Now, it is believed that all mountain-ranges have been enormously squeezed by lateral pressure; and the little experiment with the sheet of paper furnishes a good illustration of what has happened. A table-cloth lying on a smooth table will serve equally well. You can easily push it into a series of folds; notice how they come nearer as you continue pushing. You see also that in this way you get long narrow ridges with valleys between. These represent the original anticlines and synclines of mountain-ranges, which in course of time are carved out, as explained above, until the synclines become hills and the anticlines valleys.

Every mountain-chain must originally have had long ridges like these, which in some cases determined the original directions of the streams and valleys; and it is easy to see now why mountain-chains are long and narrow, why their strata have been so greatly folded, and why we get in every mountain-chain long ranges of hills roughly parallel with each other (see chapter vi., pages [177]-[178]).

The reason why granite, gneiss, and crystalline schists are frequently found in the central and highest peaks of mountain-ranges is that we have the oldest and lowest rocks exposed to the surface, on account of the enormous amount of denudation that has taken place. There may be great masses of granite underlying all mountain-chains; but it is only exposed to view when a very great deal of overlying rock has been removed.

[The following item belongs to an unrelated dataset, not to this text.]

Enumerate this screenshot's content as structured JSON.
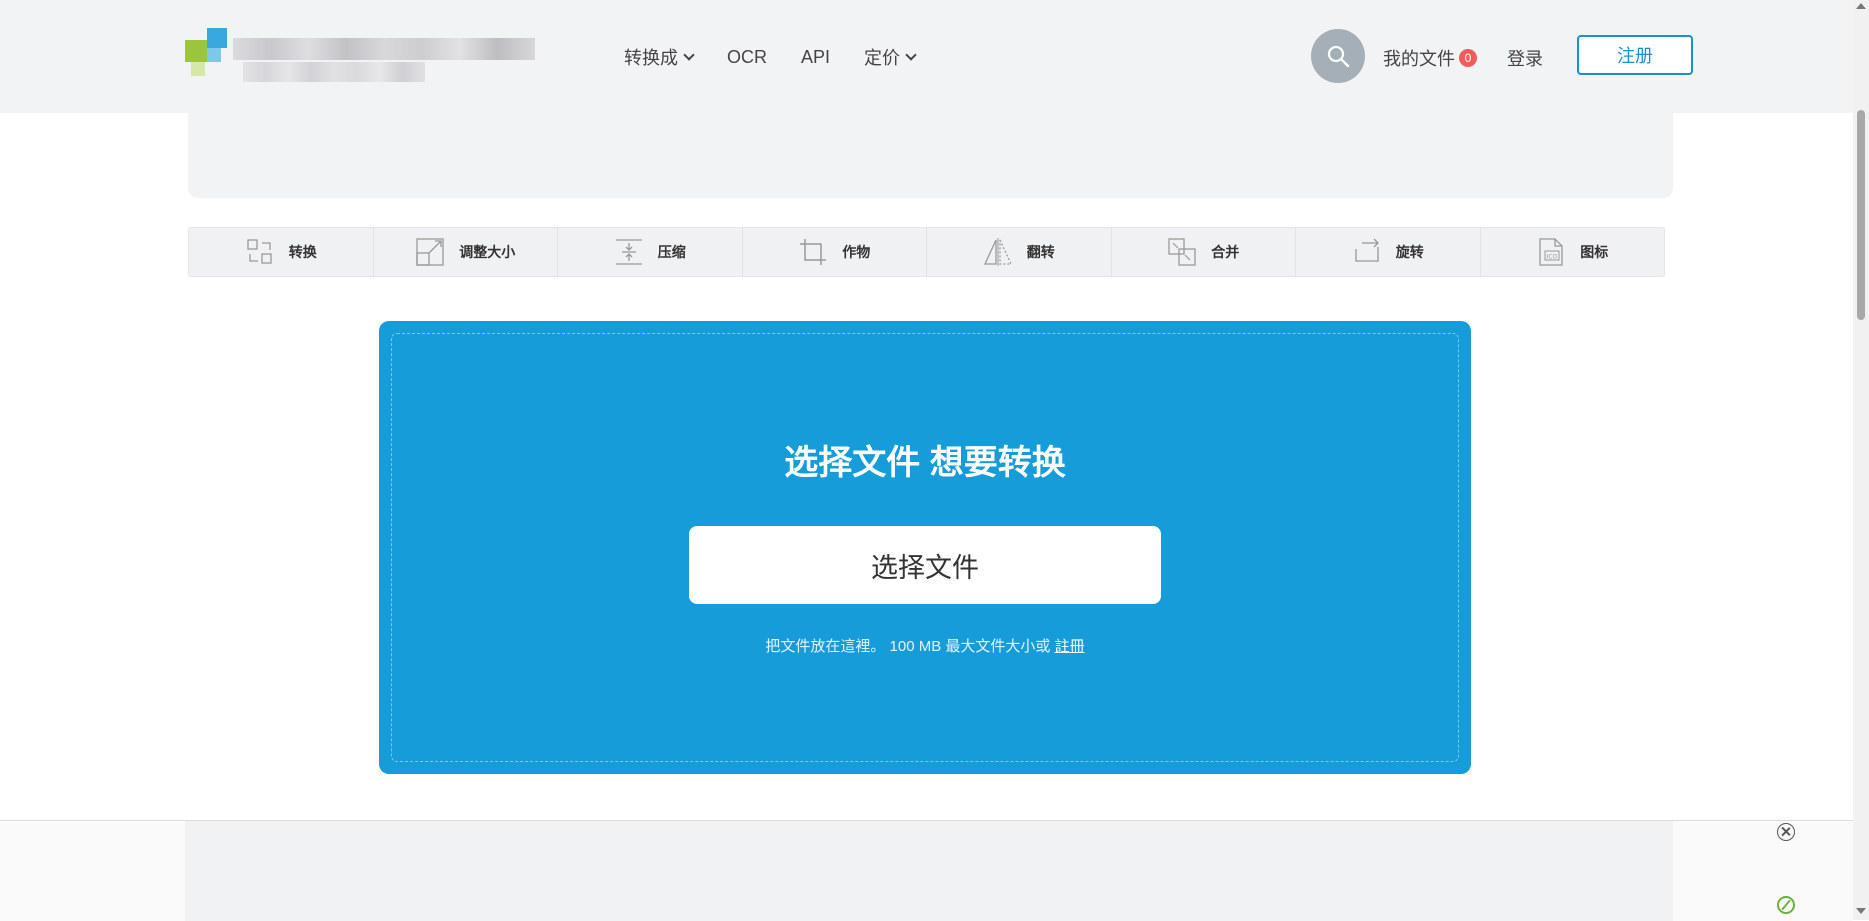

It was thought at one time that granite was the oldest of all rocks, and that mountain-chains had been upheaved by masses of granite pushing them up from below; but we know now that both these ideas are mistaken. Some granites are certainly old geologically, but others are of later date; and it is certain that granite was not the upheaving agent, but more likely it followed the overlying rocks as they were heaved up by lateral pressure, because the upward bending of the rocks would tend to relieve the enormous pressure down below, and so the granite would rise up.

MONT BLANC. SNOWFIELDS, GLACIERS. AND STREAMS.

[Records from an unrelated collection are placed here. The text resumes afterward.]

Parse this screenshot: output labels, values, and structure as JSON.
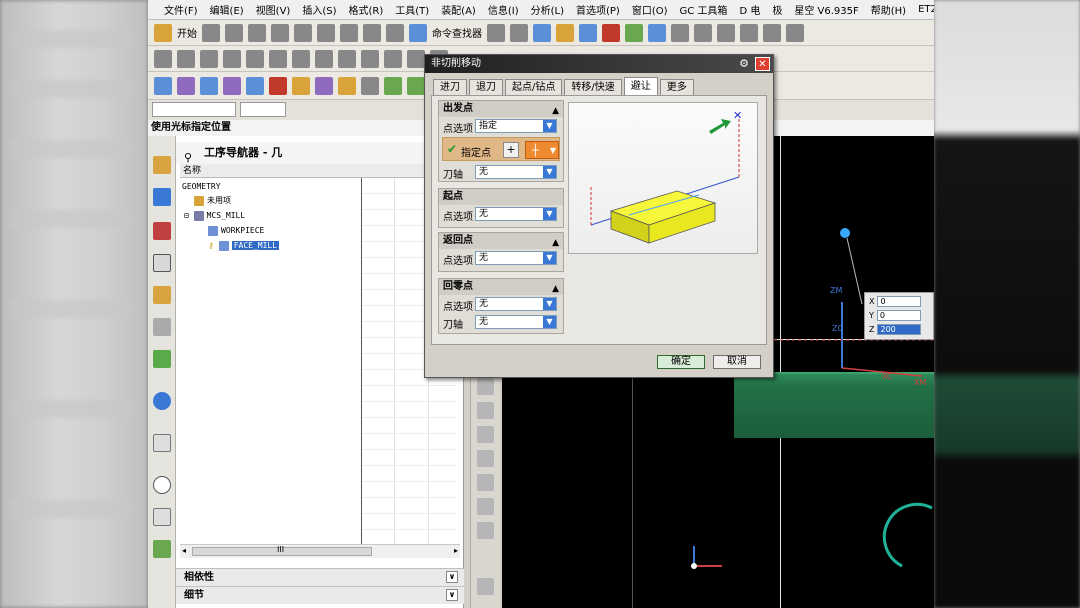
{
  "menu": {
    "items": [
      "文件(F)",
      "编辑(E)",
      "视图(V)",
      "插入(S)",
      "格式(R)",
      "工具(T)",
      "装配(A)",
      "信息(I)",
      "分析(L)",
      "首选项(P)",
      "窗口(O)",
      "GC 工具箱",
      "D 电",
      "极",
      "星空 V6.935F",
      "帮助(H)",
      "ET2008"
    ]
  },
  "toolbar": {
    "start_label": "开始",
    "command_finder_label": "命令查找器"
  },
  "status": {
    "prompt": "使用光标指定位置"
  },
  "navigator": {
    "title": "工序导航器 - 几",
    "column_name": "名称",
    "tree": [
      {
        "label": "GEOMETRY",
        "depth": 0
      },
      {
        "label": "未用项",
        "depth": 1
      },
      {
        "label": "MCS_MILL",
        "depth": 1
      },
      {
        "label": "WORKPIECE",
        "depth": 2
      },
      {
        "label": "FACE_MILL",
        "depth": 2,
        "selected": true
      }
    ],
    "scroll_grip": "III",
    "panels": [
      "相依性",
      "细节"
    ]
  },
  "dialog": {
    "title": "非切削移动",
    "tabs": [
      "进刀",
      "退刀",
      "起点/钻点",
      "转移/快速",
      "避让",
      "更多"
    ],
    "active_tab": "避让",
    "sections": [
      {
        "title": "出发点",
        "rows": [
          {
            "label": "点选项",
            "value": "指定"
          },
          {
            "label": "指定点",
            "type": "specify"
          },
          {
            "label": "刀轴",
            "value": "无"
          }
        ]
      },
      {
        "title": "起点",
        "rows": [
          {
            "label": "点选项",
            "value": "无"
          }
        ]
      },
      {
        "title": "返回点",
        "rows": [
          {
            "label": "点选项",
            "value": "无"
          }
        ]
      },
      {
        "title": "回零点",
        "rows": [
          {
            "label": "点选项",
            "value": "无"
          },
          {
            "label": "刀轴",
            "value": "无"
          }
        ]
      }
    ],
    "ok_label": "确定",
    "cancel_label": "取消"
  },
  "viewport": {
    "coords": [
      {
        "axis": "X",
        "value": "0"
      },
      {
        "axis": "Y",
        "value": "0"
      },
      {
        "axis": "Z",
        "value": "200"
      }
    ],
    "labels": {
      "zm": "ZM",
      "zc": "ZC",
      "xm": "XM",
      "xc": "XC"
    }
  },
  "colors": {
    "selection": "#316ac5",
    "model_green": "#227046",
    "preview_block": "#f2f20a",
    "close_red": "#e04030"
  }
}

We now pass on to a very different example, where mountains are the result of huge fractures and displacements; namely, the numerous and nearly parallel ranges of the Great Basin, of Western Arizona, and Northern Mexico. The region between the Sierra Nevada and the Wahsatch Mountains, extending from Idaho to Mexico, is composed of very gently folded rocks deeply buried in places by extensive outflows of lava.

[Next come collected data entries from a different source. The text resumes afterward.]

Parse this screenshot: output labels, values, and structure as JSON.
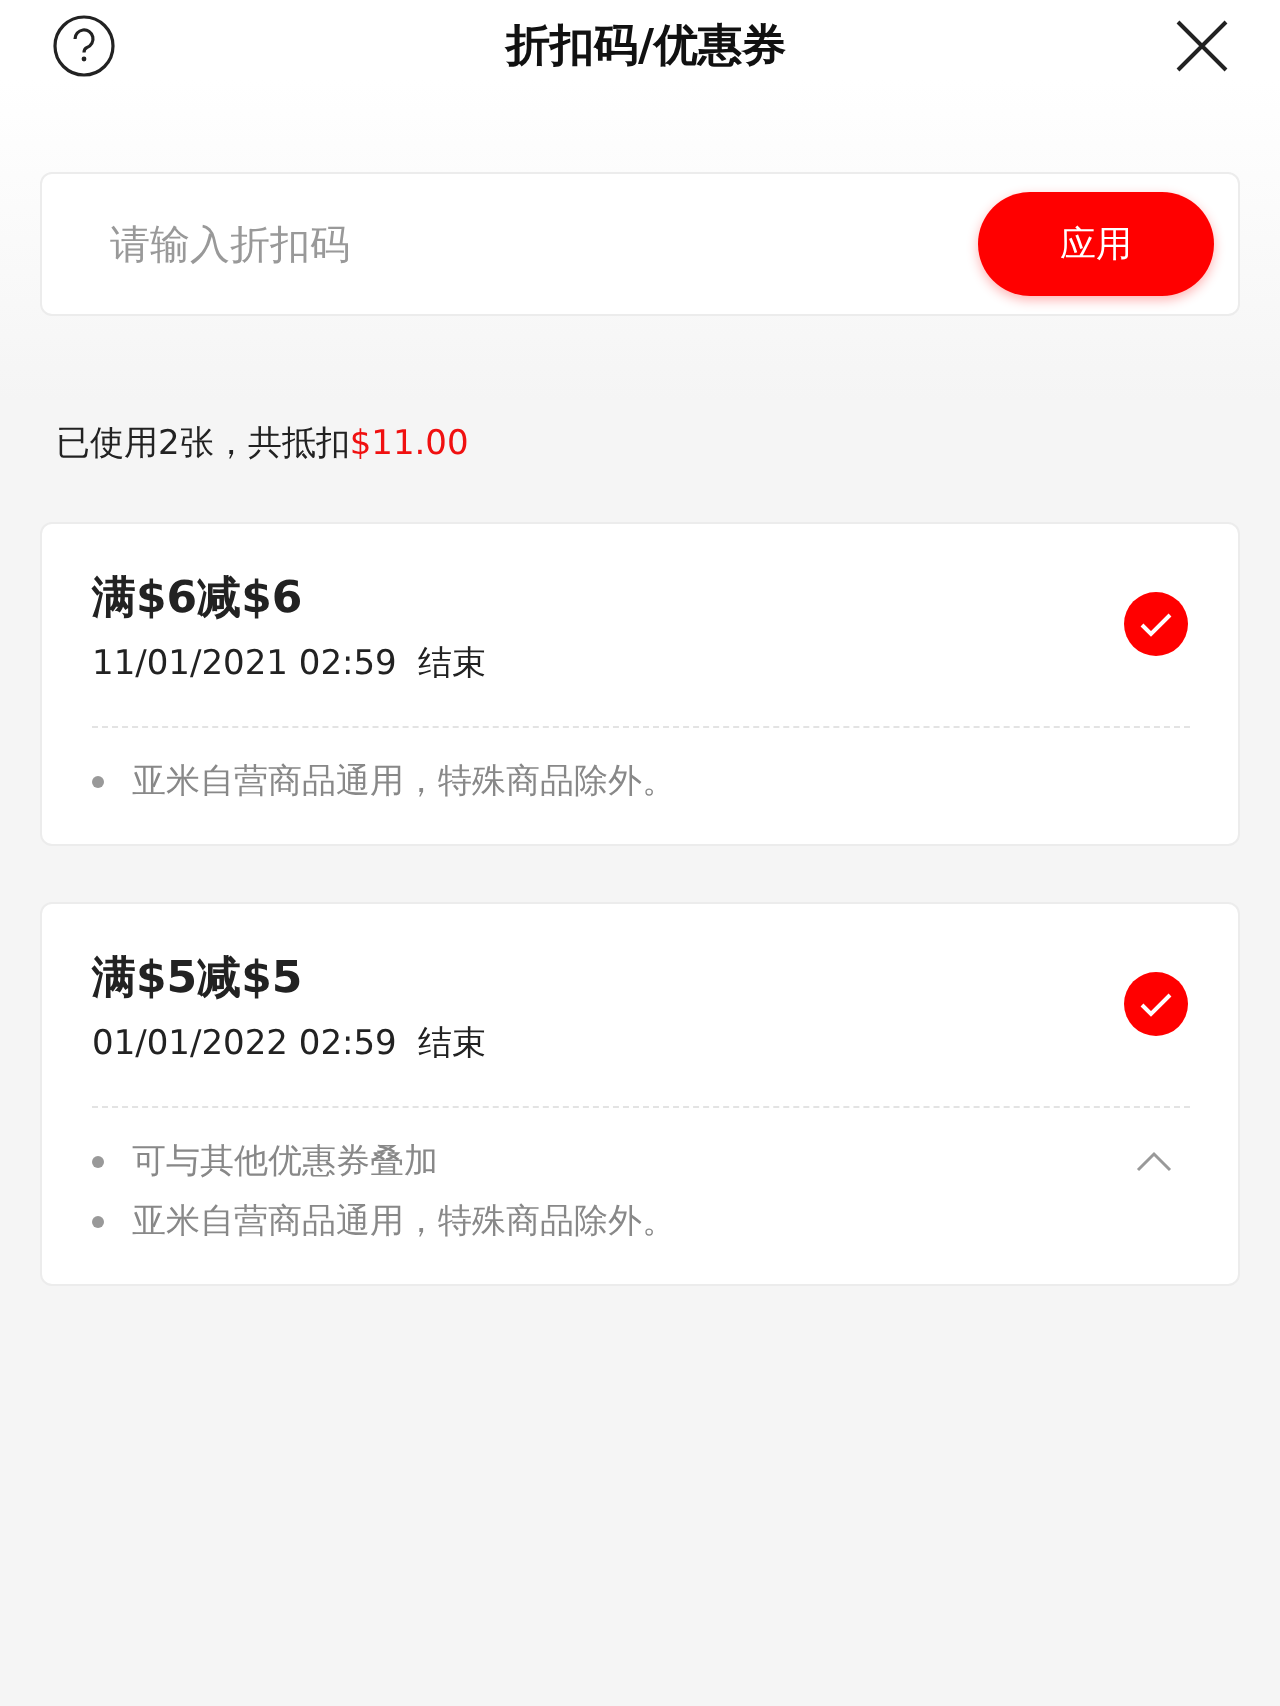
{
  "header": {
    "title": "折扣码/优惠券"
  },
  "code_input": {
    "placeholder": "请输入折扣码",
    "button": "应用"
  },
  "summary": {
    "text": "已使用2张，共抵扣",
    "amount": "$11.00"
  },
  "coupons": [
    {
      "title": "满$6减$6",
      "expiry": "11/01/2021 02:59  结束",
      "checked": true,
      "notes": [
        "亚米自营商品通用，特殊商品除外。"
      ]
    },
    {
      "title": "满$5减$5",
      "expiry": "01/01/2022 02:59  结束",
      "checked": true,
      "expanded": true,
      "notes": [
        "可与其他优惠券叠加",
        "亚米自营商品通用，特殊商品除外。"
      ]
    }
  ]
}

Now, in this case the earth-movements caused great cracks, or splits, doubtless attended by fearful earthquakes. We find here a series of nearly parallel fractures, hundreds of miles long, and fifteen to thirty miles apart. These traverse the entire region, dividing the rocks into long narrow blocks. There is evidence to show that the whole region was once much more elevated than it is now, and has subsided thousands of feet. During the subsidence along these lines of fracture, or faults, the blocks were tilted sideways; and the uptilted blocks, carved by denudation, form the isolated ranges of this very interesting region (see illustration, chap. viii., p. [273], Fig. 1). The faults are indicated by arrows pointing downwards; and the dotted lines indicate the erosion of the uptilted blocks.

But this must be regarded as a very exceptional case, for we do not know of any other mountain-range formed quite in the same way. Why the strata, although only slightly bent, should have snapped so violently in this case, while in other mountain-ranges they have suffered much more bending without so much fracture and displacement, we cannot tell, but can only suggest that possibly it was because they were not buried up under an enormous thickness of overlying rocks, which would exert an enormous downward pressure, and so tend to prevent fracturing.